Belfast’s Sunday Life newspaper has rejected claims by the Police Service of Northern Ireland that a Freedom of Information Act disclosure could not be published because it was subject to copyright.
The paper revealed that PSNI Chief Constable Sir Hugh Orde had claimed almost £84,000 in expenses between 2004 and 2006. The figure had been released to Jimmy Spratt, a DUP member of the Northern Ireland Assembly, under FOI.
When the PSNI’s head of corporate affairs told Spratt that the information was protected by the 1988 Copyright Designs and Patents Act, Spratt was incensed and passed the document to the paper.
“The information was disclosed, but they said you can’t pass it on to anybody else – it’s for your eyes only – which doesn’t really seem to chime with FoI,” said Sunday Life deputy editor Martin Hill.
The paper published the expenses after Walter Greenwood, the co-editor of McNae’s Essential Law for Journalists and a legal adviser for Sunday Life, said the PSNI’s claims were without foundation.
“It was totally absurd for the PSNI to claim copyright on the chief constable’s expenses,” Greenwood said.
“There’s no copyright on information.”
Many public bodies routinely note that FoI disclosures are subject to Crown copyright.

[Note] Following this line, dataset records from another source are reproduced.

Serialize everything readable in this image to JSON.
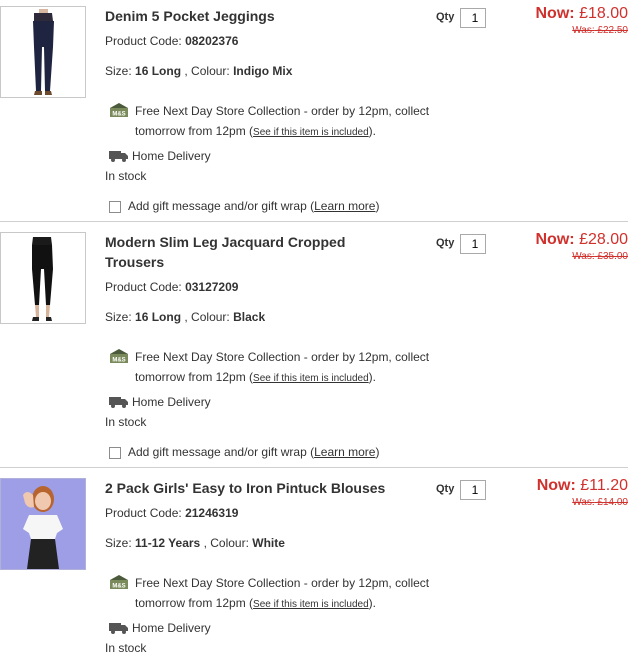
{
  "items": [
    {
      "title": "Denim 5 Pocket Jeggings",
      "code_label": "Product Code:",
      "code": "08202376",
      "size_label": "Size:",
      "size": "16 Long",
      "colour_label": ", Colour:",
      "colour": "Indigo Mix",
      "qty_label": "Qty",
      "qty": "1",
      "now_label": "Now:",
      "now_price": "£18.00",
      "was_label": "Was:",
      "was_price": "£22.50",
      "collect_text": "Free Next Day Store Collection - order by 12pm, collect tomorrow from 12pm (",
      "collect_link": "See if this item is included",
      "collect_end": ").",
      "delivery_text": "Home Delivery",
      "stock_text": "In stock",
      "gift_text": "Add gift message and/or gift wrap (",
      "gift_link": "Learn more",
      "gift_end": ")",
      "thumb_icon": "jeggings-image"
    },
    {
      "title": "Modern Slim Leg Jacquard Cropped Trousers",
      "code_label": "Product Code:",
      "code": "03127209",
      "size_label": "Size:",
      "size": "16 Long",
      "colour_label": ", Colour:",
      "colour": "Black",
      "qty_label": "Qty",
      "qty": "1",
      "now_label": "Now:",
      "now_price": "£28.00",
      "was_label": "Was:",
      "was_price": "£35.00",
      "collect_text": "Free Next Day Store Collection - order by 12pm, collect tomorrow from 12pm (",
      "collect_link": "See if this item is included",
      "collect_end": ").",
      "delivery_text": "Home Delivery",
      "stock_text": "In stock",
      "gift_text": "Add gift message and/or gift wrap (",
      "gift_link": "Learn more",
      "gift_end": ")",
      "thumb_icon": "trousers-image"
    },
    {
      "title": "2 Pack Girls' Easy to Iron Pintuck Blouses",
      "code_label": "Product Code:",
      "code": "21246319",
      "size_label": "Size:",
      "size": "11-12 Years",
      "colour_label": ", Colour:",
      "colour": "White",
      "qty_label": "Qty",
      "qty": "1",
      "now_label": "Now:",
      "now_price": "£11.20",
      "was_label": "Was:",
      "was_price": "£14.00",
      "collect_text": "Free Next Day Store Collection - order by 12pm, collect tomorrow from 12pm (",
      "collect_link": "See if this item is included",
      "collect_end": ").",
      "delivery_text": "Home Delivery",
      "stock_text": "In stock",
      "thumb_icon": "blouse-image"
    }
  ],
  "colors": {
    "price_red": "#d0312d",
    "text": "#333333",
    "divider": "#cfcfcf",
    "blouse_bg": "#9d9ee6"
  },
  "icons": {
    "collection": "ms-store-collection-icon",
    "delivery": "delivery-van-icon"
  },
  "collection_badge": "M&S"
}
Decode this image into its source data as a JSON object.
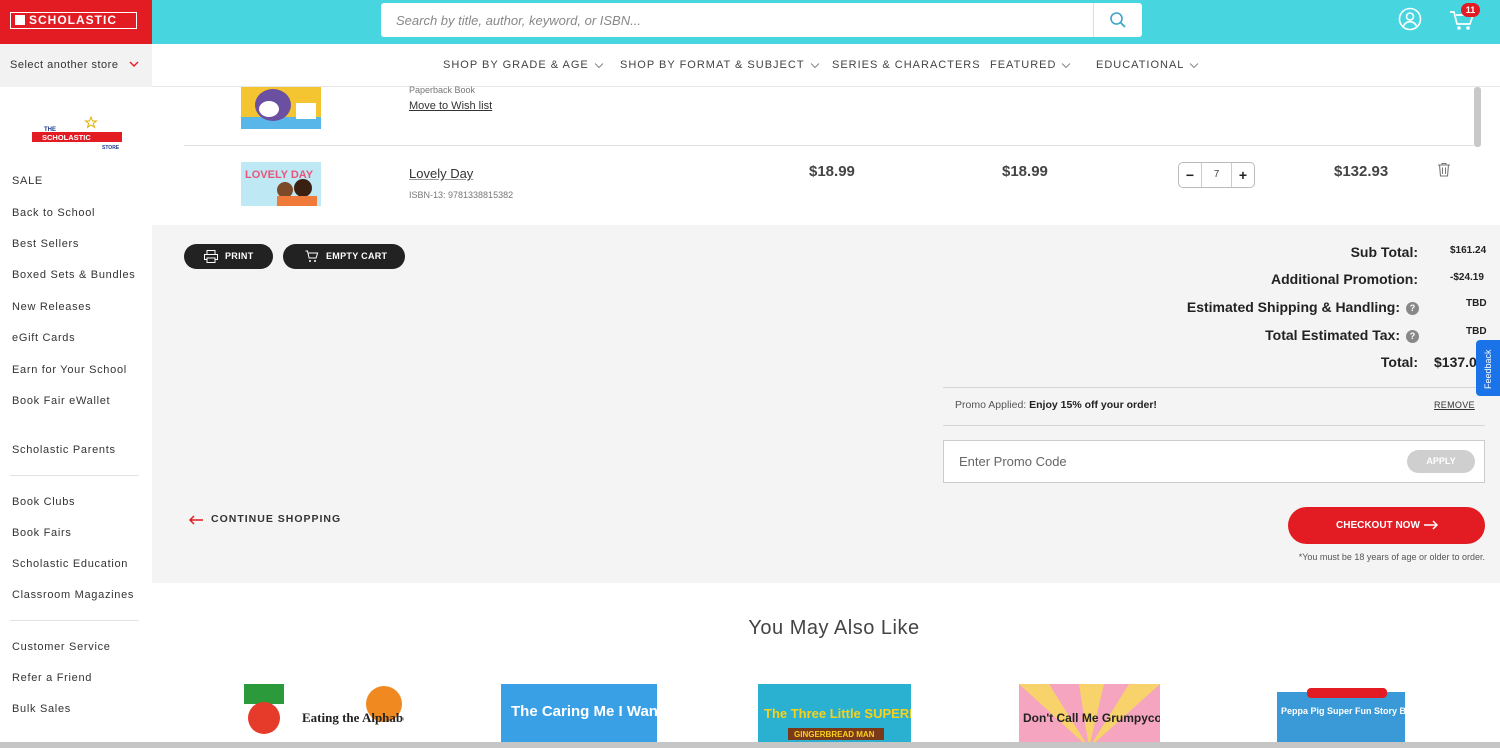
{
  "header": {
    "logo_text": "SCHOLASTIC",
    "search_placeholder": "Search by title, author, keyword, or ISBN...",
    "cart_count": "11",
    "store_select": "Select another store"
  },
  "nav": {
    "items": [
      {
        "label": "SHOP BY GRADE & AGE"
      },
      {
        "label": "SHOP BY FORMAT & SUBJECT"
      },
      {
        "label": "SERIES & CHARACTERS"
      },
      {
        "label": "FEATURED"
      },
      {
        "label": "EDUCATIONAL"
      }
    ]
  },
  "sidebar": {
    "logo_line1": "THE",
    "logo_line2": "SCHOLASTIC",
    "logo_line3": "STORE",
    "items": [
      "SALE",
      "Back to School",
      "Best Sellers",
      "Boxed Sets & Bundles",
      "New Releases",
      "eGift Cards",
      "Earn for Your School",
      "Book Fair eWallet",
      "Scholastic Parents",
      "Book Clubs",
      "Book Fairs",
      "Scholastic Education",
      "Classroom Magazines",
      "Customer Service",
      "Refer a Friend",
      "Bulk Sales"
    ]
  },
  "cart": {
    "row1": {
      "format": "Paperback Book",
      "wish_link": "Move to Wish list"
    },
    "row2": {
      "title": "Lovely Day",
      "isbn": "ISBN-13: 9781338815382",
      "price": "$18.99",
      "our_price": "$18.99",
      "quantity": "7",
      "total": "$132.93",
      "cover_text": "LOVELY DAY"
    }
  },
  "actions": {
    "print": "PRINT",
    "empty_cart": "EMPTY CART"
  },
  "summary": {
    "subtotal_label": "Sub Total:",
    "subtotal": "$161.24",
    "promotion_label": "Additional Promotion:",
    "promotion": "-$24.19",
    "shipping_label": "Estimated Shipping & Handling:",
    "shipping": "TBD",
    "tax_label": "Total Estimated Tax:",
    "tax": "TBD",
    "total_label": "Total:",
    "total": "$137.0"
  },
  "promo": {
    "applied_prefix": "Promo Applied:",
    "applied_text": "Enjoy 15% off your order!",
    "remove": "REMOVE",
    "placeholder": "Enter Promo Code",
    "apply": "APPLY"
  },
  "continue_shopping": "CONTINUE SHOPPING",
  "checkout": "CHECKOUT NOW",
  "age_note": "*You must be 18 years of age or older to order.",
  "feedback": "Feedback",
  "recommendations": {
    "title": "You May Also Like",
    "books": [
      {
        "cover": "Eating the Alphabet"
      },
      {
        "cover": "The Caring Me I Want"
      },
      {
        "cover": "The Three Little SUPERPIGS",
        "subtitle": "GINGERBREAD MAN"
      },
      {
        "cover": "Don't Call Me Grumpycorn"
      },
      {
        "cover": "Peppa Pig Super Fun Story Box"
      }
    ]
  },
  "colors": {
    "brand_red": "#e31b23",
    "header_teal": "#47d6e0",
    "panel_gray": "#f4f4f4"
  }
}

But Greenwood said there are many grounds on which a paper can publish the contents of such disclosures, including if it constitutes fair dealing for news reporting or if it was in the public interest.
“The [copyright] law is there to protect creative works, not facts per se, which is of course what a Freedom of Information disclosure is,” said Hill.
Greenwood and co-editor Tom Welsh are stepping down as editors of McNae’s Essential Law for Journalists this week.
The pair have been co-editors of the standard media law textbook for journalists for 30 years.
The new editors will be David Banks, who has been a joint editor for the past two editions of McNae’s, and Mark Hanna, a lecturer at the University of Sheffield’s department of journalism.